Deportation ‘traps’ used by feds, says ACLU
BOSTON — Federal immigration agencies have launched a coordinated campaign to arrest and deport immigrants seeking to become legal U.S. residents through marriage, according to documents released this week in a class-action lawsuit filed by the American Civil Liberties Union.
The documents show the extent to which officials for the U.S. Citizenship and Immigration Services have been coordinating with their counterparts at Immigration and Customs Enforcement to facilitate arrests at citizenship offices in New England.

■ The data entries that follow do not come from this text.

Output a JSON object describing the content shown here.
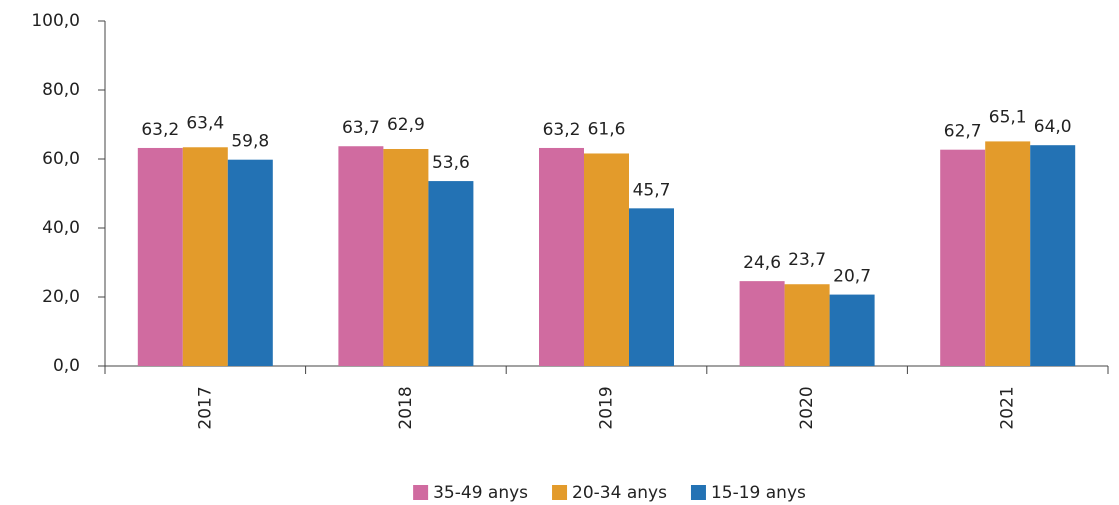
{
  "chart_data": {
    "type": "bar",
    "categories": [
      "2017",
      "2018",
      "2019",
      "2020",
      "2021"
    ],
    "series": [
      {
        "name": "35-49 anys",
        "color": "#d06ba0",
        "values": [
          63.2,
          63.7,
          63.2,
          24.6,
          62.7
        ],
        "value_labels": [
          "63,2",
          "63,7",
          "63,2",
          "24,6",
          "62,7"
        ]
      },
      {
        "name": "20-34 anys",
        "color": "#e39b2b",
        "values": [
          63.4,
          62.9,
          61.6,
          23.7,
          65.1
        ],
        "value_labels": [
          "63,4",
          "62,9",
          "61,6",
          "23,7",
          "65,1"
        ]
      },
      {
        "name": "15-19 anys",
        "color": "#2372b4",
        "values": [
          59.8,
          53.6,
          45.7,
          20.7,
          64.0
        ],
        "value_labels": [
          "59,8",
          "53,6",
          "45,7",
          "20,7",
          "64,0"
        ]
      }
    ],
    "ylim": [
      0,
      100
    ],
    "yticks": [
      {
        "value": 0,
        "label": "0,0"
      },
      {
        "value": 20,
        "label": "20,0"
      },
      {
        "value": 40,
        "label": "40,0"
      },
      {
        "value": 60,
        "label": "60,0"
      },
      {
        "value": 80,
        "label": "80,0"
      },
      {
        "value": 100,
        "label": "100,0"
      }
    ],
    "grid": false,
    "legend": "bottom"
  }
}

The ACLU criticizes the efforts as a deportation “trap” that violates the constitutional rights of immigrants otherwise following the rules to become legal residents.
“The government created this path for them to seek a green card,” Matthew Segal, legal director for the ACLU of Massachusetts, said Tuesday. “The government can’t create that path and then arrest folks for following that path.”
The ACLU lawsuit argues that Homeland Security regulations created under former President Barack Obama allow immigrants with U.S.-citizen spouses to stay in the country while they seek a green card.
The ACLU’s legal brief is the latest in the class-action suit it filed earlier this year on behalf of immigrants who have been or fear being separated from their U.S.-citizen spouses.
The case will be argued Aug. 20 in Boston federal court and names five couples, including lead plaintiffs Lilian Calderon and Luis Gordillo of Rhode Island.
Gordillo is a U.S. citizen, but Calderon is a native of Guatemala who came to the country with her family at the age of 3. She was ordered to leave in 2002 after her father was denied asylum.
The 30-year-old mother of two was detained by ICE in January after she and her husband attended an interview at the USCIS office in Johnston, R.I., to confirm their marriage.
Calderon was released in February after the ACLU challenged the detention.